Practice #028: Leetcode - Bucket Sort

Leetcode: 220. Contains Duplicate III

Mistake: Did not try hard to solve alternative problem. Thought that I would need linear time to check values in the adjacent buckets, but it is not the case because each bucket has at most one element.
Is there an alternative problem easier to solve? If the last $k$ elements are sorted and we want to add a new element. We first remove the $i-k-1$ element from our data structure inspired on Bucket Sort, and then we ask "is there a element x in the data structure where $nums[i]-x \leq t$ or $x - nums[i] ≤ t?". To answer this question, our data structure can keep the numbers in buckets of size $t$ (e.g. $[0..t], [t+1…2*t+2], …$). Time complexity is $O(n)$ and space is $O(k)$.

class Solution:
    def containsNearbyAlmostDuplicate(self, nums: List[int], k: int, t: int) -> bool:
        N = len(nums)
        minv = min(nums)
        groups = {}

        def key(i):
            return (nums[i] - minv) // (t + 1)

        for i, n in enumerate(nums):
            if len(groups) == k + 1:
                del groups[key(i - k - 1)]
            j = key(i)
            if j in groups:
                return True
            if j - 1 in groups and (n - groups[j - 1]) <= t:
                return True
            if j + 1 in groups and (groups[j + 1] - n) <= t:
                return True
            groups[j] = n

        return False

Is there an alternative problem easier to solve? If the last $k$ elements are sorted (using Bucket Sort) and we want to add a new element. Instead of storing the numbers in bucket as in the previous item, we can keep a list of sorted numbers and check the previous greater and next smaller numbers to see if they are $t$ from the current number. Time complexity is $O(n \log k)$ and space is $O(k)$.

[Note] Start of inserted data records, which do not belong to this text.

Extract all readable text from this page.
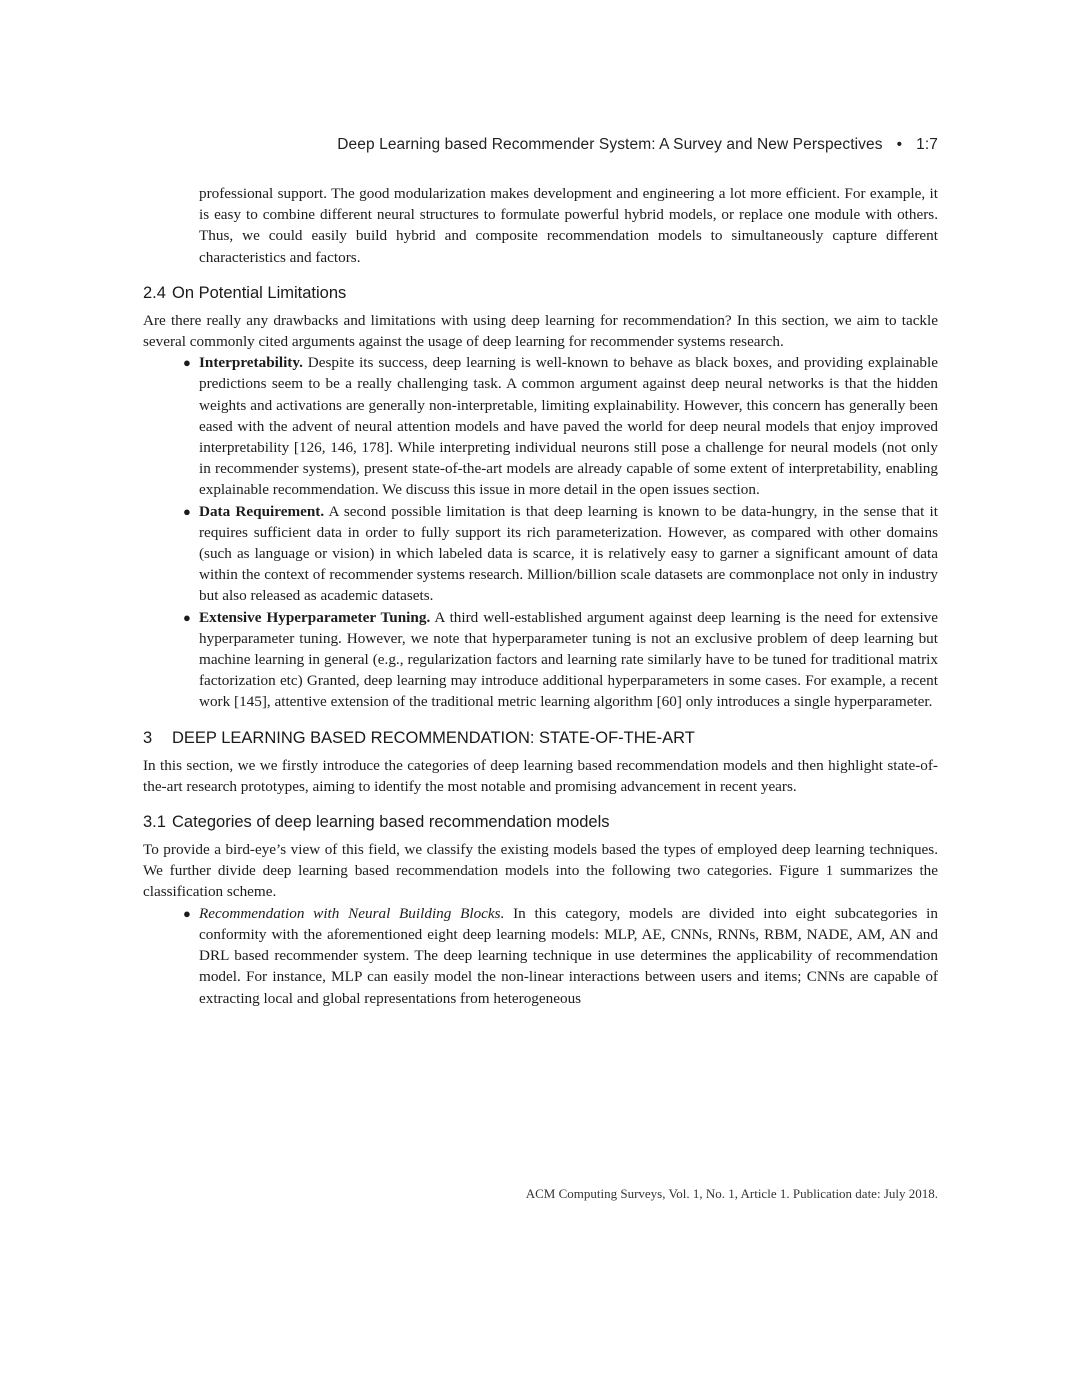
Deep Learning based Recommender System: A Survey and New Perspectives • 1:7

professional support. The good modularization makes development and engineering a lot more efficient. For example, it is easy to combine different neural structures to formulate powerful hybrid models, or replace one module with others. Thus, we could easily build hybrid and composite recommendation models to simultaneously capture different characteristics and factors.

2.4 On Potential Limitations

Are there really any drawbacks and limitations with using deep learning for recommendation? In this section, we aim to tackle several commonly cited arguments against the usage of deep learning for recommender systems research.

● Interpretability. Despite its success, deep learning is well-known to behave as black boxes, and providing explainable predictions seem to be a really challenging task. A common argument against deep neural networks is that the hidden weights and activations are generally non-interpretable, limiting explainability. However, this concern has generally been eased with the advent of neural attention models and have paved the world for deep neural models that enjoy improved interpretability [126, 146, 178]. While interpreting individual neurons still pose a challenge for neural models (not only in recommender systems), present state-of-the-art models are already capable of some extent of interpretability, enabling explainable recommendation. We discuss this issue in more detail in the open issues section.
● Data Requirement. A second possible limitation is that deep learning is known to be data-hungry, in the sense that it requires sufficient data in order to fully support its rich parameterization. However, as compared with other domains (such as language or vision) in which labeled data is scarce, it is relatively easy to garner a significant amount of data within the context of recommender systems research. Million/billion scale datasets are commonplace not only in industry but also released as academic datasets.
● Extensive Hyperparameter Tuning. A third well-established argument against deep learning is the need for extensive hyperparameter tuning. However, we note that hyperparameter tuning is not an exclusive problem of deep learning but machine learning in general (e.g., regularization factors and learning rate similarly have to be tuned for traditional matrix factorization etc) Granted, deep learning may introduce additional hyperparameters in some cases. For example, a recent work [145], attentive extension of the traditional metric learning algorithm [60] only introduces a single hyperparameter.
3 DEEP LEARNING BASED RECOMMENDATION: STATE-OF-THE-ART

In this section, we we firstly introduce the categories of deep learning based recommendation models and then highlight state-of-the-art research prototypes, aiming to identify the most notable and promising advancement in recent years.

3.1 Categories of deep learning based recommendation models

To provide a bird-eye’s view of this field, we classify the existing models based the types of employed deep learning techniques. We further divide deep learning based recommendation models into the following two categories. Figure 1 summarizes the classification scheme.

● Recommendation with Neural Building Blocks. In this category, models are divided into eight subcategories in conformity with the aforementioned eight deep learning models: MLP, AE, CNNs, RNNs, RBM, NADE, AM, AN and DRL based recommender system. The deep learning technique in use determines the applicability of recommendation model. For instance, MLP can easily model the non-linear interactions between users and items; CNNs are capable of extracting local and global representations from heterogeneous
ACM Computing Surveys, Vol. 1, No. 1, Article 1. Publication date: July 2018.
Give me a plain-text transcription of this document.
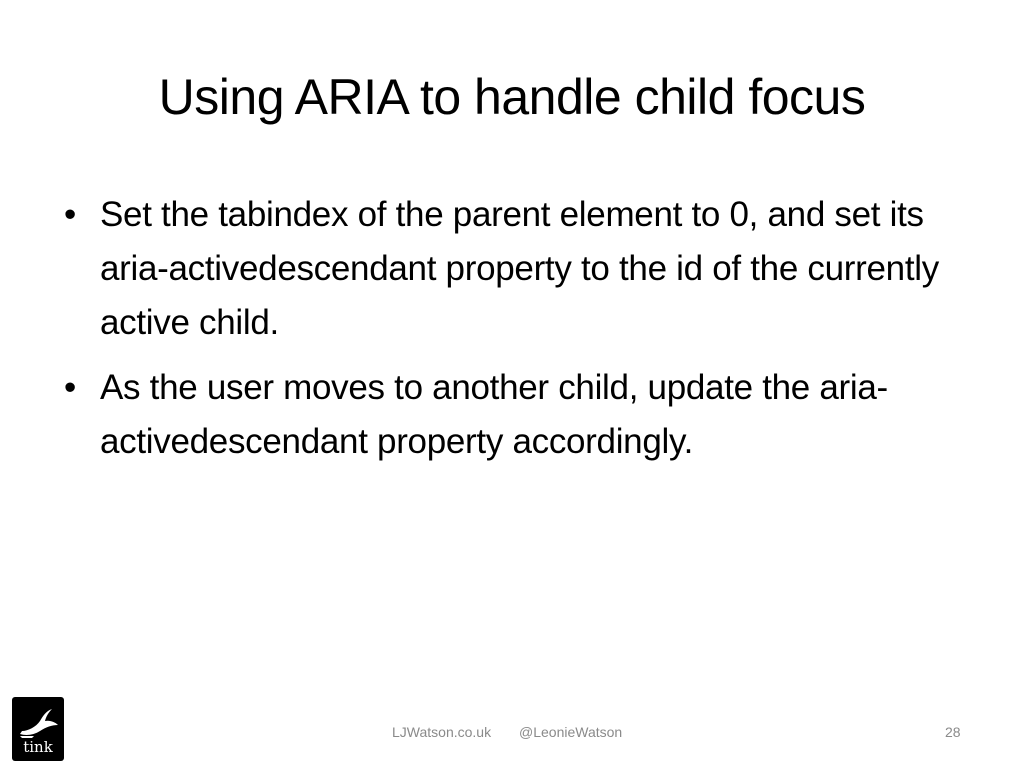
Using ARIA to handle child focus
• Set the tabindex of the parent element to 0, and set its aria-activedescendant property to the id of the currently active child.
• As the user moves to another child, update the aria-activedescendant property accordingly.
tink
LJWatson.co.uk @LeonieWatson	28
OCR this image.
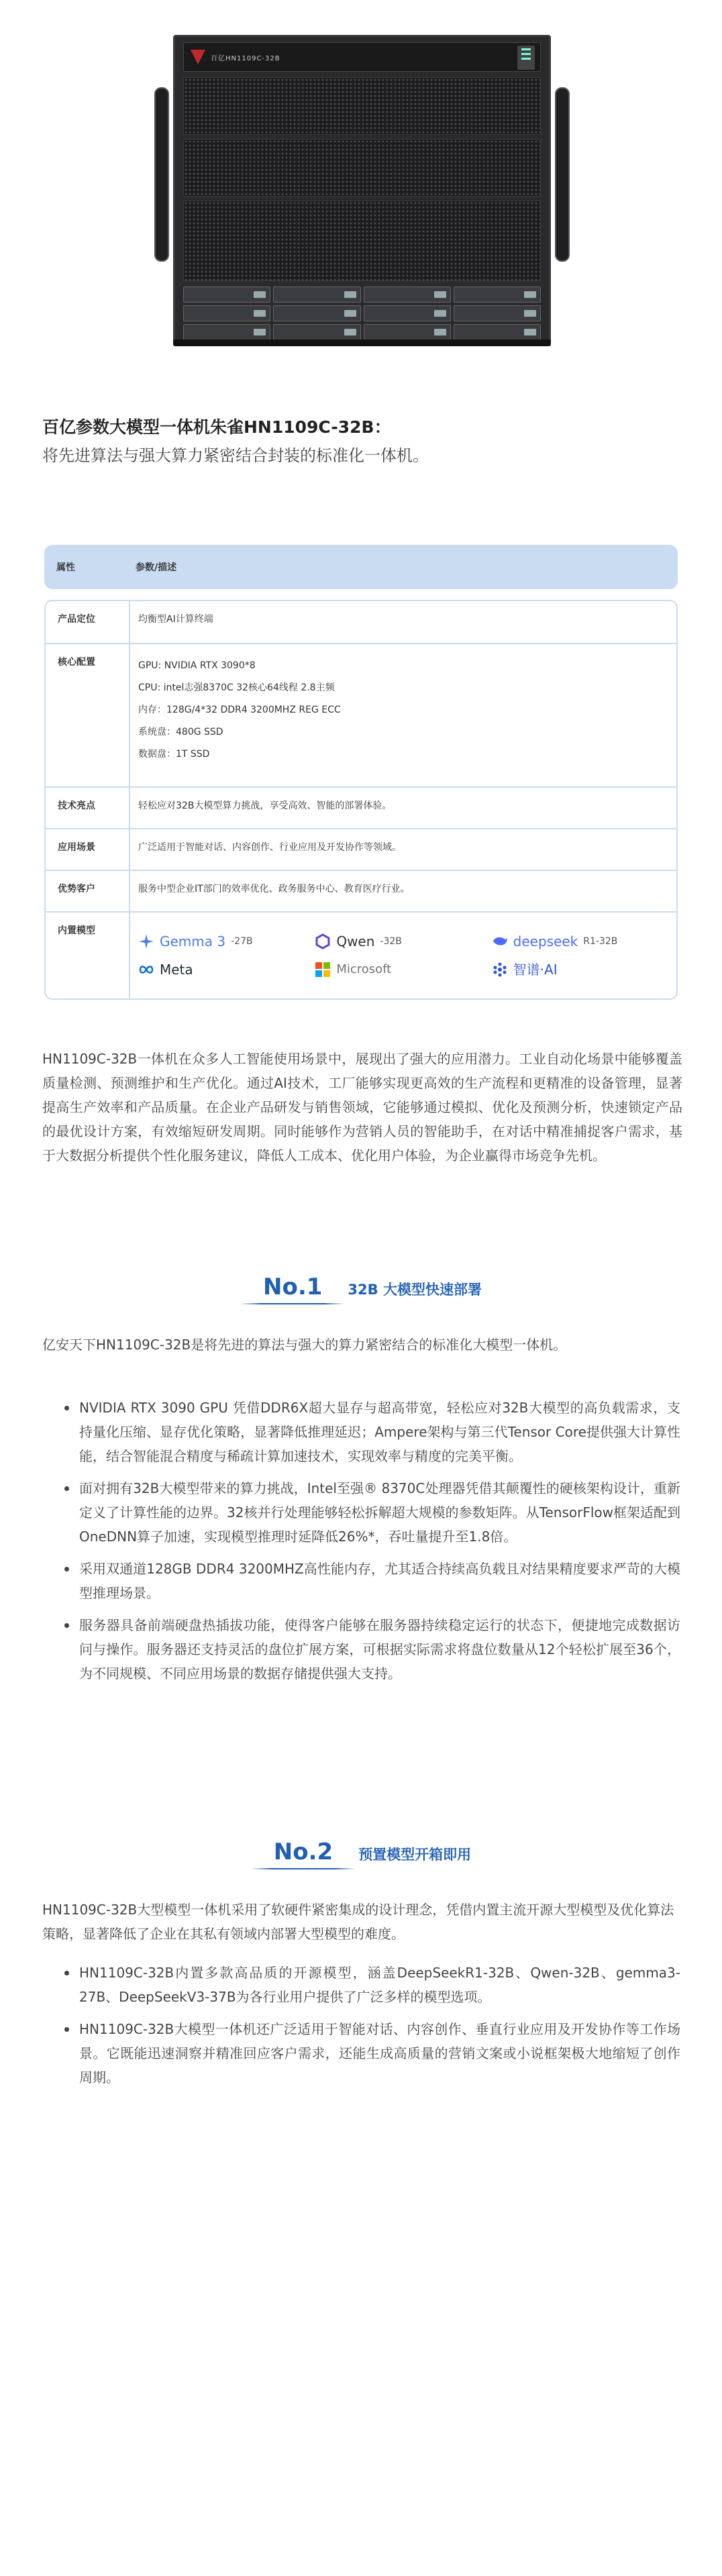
百亿HN1109C-32B
百亿参数大模型一体机朱雀HN1109C-32B：

将先进算法与强大算力紧密结合封装的标准化一体机。

属性	参数/描述
产品定位	均衡型AI计算终端
核心配置	GPU: NVIDIA RTX 3090*8
CPU: intel志强8370C 32核心64线程 2.8主频
内存：128G/4*32 DDR4 3200MHZ REG ECC
系统盘：480G SSD
数据盘：1T SSD
技术亮点	轻松应对32B大模型算力挑战，享受高效、智能的部署体验。
应用场景	广泛适用于智能对话、内容创作、行业应用及开发协作等领域。
优势客户	服务中型企业IT部门的效率优化、政务服务中心、教育医疗行业。
内置模型
Gemma 3 -27B	Qwen -32B	deepseek R1-32B
Meta	Microsoft	智谱·AI

HN1109C-32B一体机在众多人工智能使用场景中，展现出了强大的应用潜力。工业自动化场景中能够覆盖质量检测、预测维护和生产优化。通过AI技术，工厂能够实现更高效的生产流程和更精准的设备管理，显著提高生产效率和产品质量。在企业产品研发与销售领域，它能够通过模拟、优化及预测分析，快速锁定产品的最优设计方案，有效缩短研发周期。同时能够作为营销人员的智能助手，在对话中精准捕捉客户需求，基于大数据分析提供个性化服务建议，降低人工成本、优化用户体验，为企业赢得市场竞争先机。

No.1	32B 大模型快速部署

亿安天下HN1109C-32B是将先进的算法与强大的算力紧密结合的标准化大模型一体机。

NVIDIA RTX 3090 GPU 凭借DDR6X超大显存与超高带宽，轻松应对32B大模型的高负载需求，支持量化压缩、显存优化策略，显著降低推理延迟；Ampere架构与第三代Tensor Core提供强大计算性能，结合智能混合精度与稀疏计算加速技术，实现效率与精度的完美平衡。
面对拥有32B大模型带来的算力挑战，Intel至强® 8370C处理器凭借其颠覆性的硬核架构设计，重新定义了计算性能的边界。32核并行处理能够轻松拆解超大规模的参数矩阵。从TensorFlow框架适配到OneDNN算子加速，实现模型推理时延降低26%*，吞吐量提升至1.8倍。
采用双通道128GB DDR4 3200MHZ高性能内存，尤其适合持续高负载且对结果精度要求严苛的大模型推理场景。
服务器具备前端硬盘热插拔功能，使得客户能够在服务器持续稳定运行的状态下，便捷地完成数据访问与操作。服务器还支持灵活的盘位扩展方案，可根据实际需求将盘位数量从12个轻松扩展至36个，为不同规模、不同应用场景的数据存储提供强大支持。
No.2	预置模型开箱即用

HN1109C-32B大型模型一体机采用了软硬件紧密集成的设计理念，凭借内置主流开源大型模型及优化算法策略，显著降低了企业在其私有领域内部署大型模型的难度。

HN1109C-32B内置多款高品质的开源模型，涵盖DeepSeekR1-32B、Qwen-32B、gemma3-27B、DeepSeekV3-37B为各行业用户提供了广泛多样的模型选项。
HN1109C-32B大模型一体机还广泛适用于智能对话、内容创作、垂直行业应用及开发协作等工作场景。它既能迅速洞察并精准回应客户需求，还能生成高质量的营销文案或小说框架极大地缩短了创作周期。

from sortedcontainers import SortedList

class Solution:
    def containsNearbyAlmostDuplicate(self, nums: List[int], k: int, t: int) -> bool:
        N = len(nums)
        l = SortedList()

        for i in range(N):
            if len(l) == k + 1:
                l.remove(nums[i - k - 1])
            if nums[i] in l:
                return True
            if len(l) > 0:
                j = l.bisect_left(nums[i])
                left = l[j] if j < len(l) and l[j] <= nums[i] else l[j - 1]
                if abs(left - nums[i]) <= t:
                    return True
                j = l.bisect_right(nums[i])
                right = l[j] if j < len(l) else l[j - 1]
                if abs(right - nums[i]) <= t:
                    return True

            l.add(nums[i])
        return False

Leetcode: 347. Top K Frequent Elements

Problem Statement

Is there an alternative problem easier to solve? Suppose that we have all numbers sorted by their frequency. The problem becomes getting the $k$ largest one. As any number can appear at most $n$ times, we can sort them using Bucket Sort in linear time. Time and space complexity are $O(n)$.

from typing import List
from collections import Counter


class Solution:
    def topKFrequent(self, nums: List[int], k: int) -> List[int]:
        N = len(nums)

        c = Counter(nums)
        f = [[] for _ in range(N + 1)]
        for n, i in c.items():
            f[i].append(n)

        ans = []
        for i in range(N, -1, -1):
            if len(ans) == k:
                break
            ans.extend(f[i][: k - len(ans)])
        return ans


assert Solution().topKFrequent([1, 1, 1, 2, 2, 3], 2) == [1, 2]
assert Solution().topKFrequent([1], 1) == [1]

Leetcode: 451. Sort Characters By Frequency

Problem Statement

Can we break-down the problem in small and easily to solve parts? Sort all letters in bucket (Bucket Sort) by frequency and them build the answer using the buckets. Time and space complexity are $O(n)$.

from collections import Counter


class Solution:
    def frequencySort(self, s: str) -> str:
        N = len(s)
        cnt = Counter(s)
        f = [[] for _ in range(N + 1)]
        for k, v in cnt.items():
            f[v].append(k)
        ans = ""
        for v in range(N, -1, -1):
            for x in f[v]:
                ans += x * v
        return ans


assert Solution().frequencySort("tree") == "eetr"
assert Solution().frequencySort("cccaaa") == "cccaaa"
assert Solution().frequencySort("Aabb") == "bbAa"

Leetcode: 692. Top K Frequent Words

Problem Statement

Can we break-down the problem in small and easily to solve parts? Sort all words by frequency using Bucket Sort and then build the answer using the buckets. Time complexity is $O(n \times log b)$ where $b$ is the size of bigger bucket, and space complexity is $O(n)$.

from collections import Counter
from typing import List


class Solution:
    def topKFrequent(self, words: List[str], K: int) -> List[str]:
        N = len(words)
        c = Counter(words)
        f = [[] for _ in range(N + 1)]
        for k, v in c.items():
            f[v].append(k)
        ans = []
        for i in range(N, -1, -1):
            if len(ans) == K:
                break
            ans.extend(sorted(f[i])[: K - len(ans)])
        return ans


assert Solution().topKFrequent(["i", "love", "leetcode", "i", "love", "coding"], 2) == [
    "i",
    "love",
]
assert Solution().topKFrequent(
    ["the", "day", "is", "sunny", "the", "the", "the", "sunny", "is", "is"], 4
) == ["the", "is", "sunny", "day"]

Leetcode: 912. Sort an Array

Problem Statement

from typing import List


class Solution:
    def sortArray(self, nums: List[int]) -> List[int]:
        N = len(nums)
        M = 50_000 * 2
        c = [0 for _ in range(M + 1)]
        for n in nums:
            c[n + 50_000] += 1
        ans = []
        for i in range(0, M + 1):
            for _ in range(c[i]):
                ans.append(i - 50_000)
        return ans


assert Solution().sortArray([5, 2, 3, 1]) == [1, 2, 3, 5]
assert Solution().sortArray([5, 1, 1, 2, 0, 0]) == [0, 0, 1, 1, 2, 5]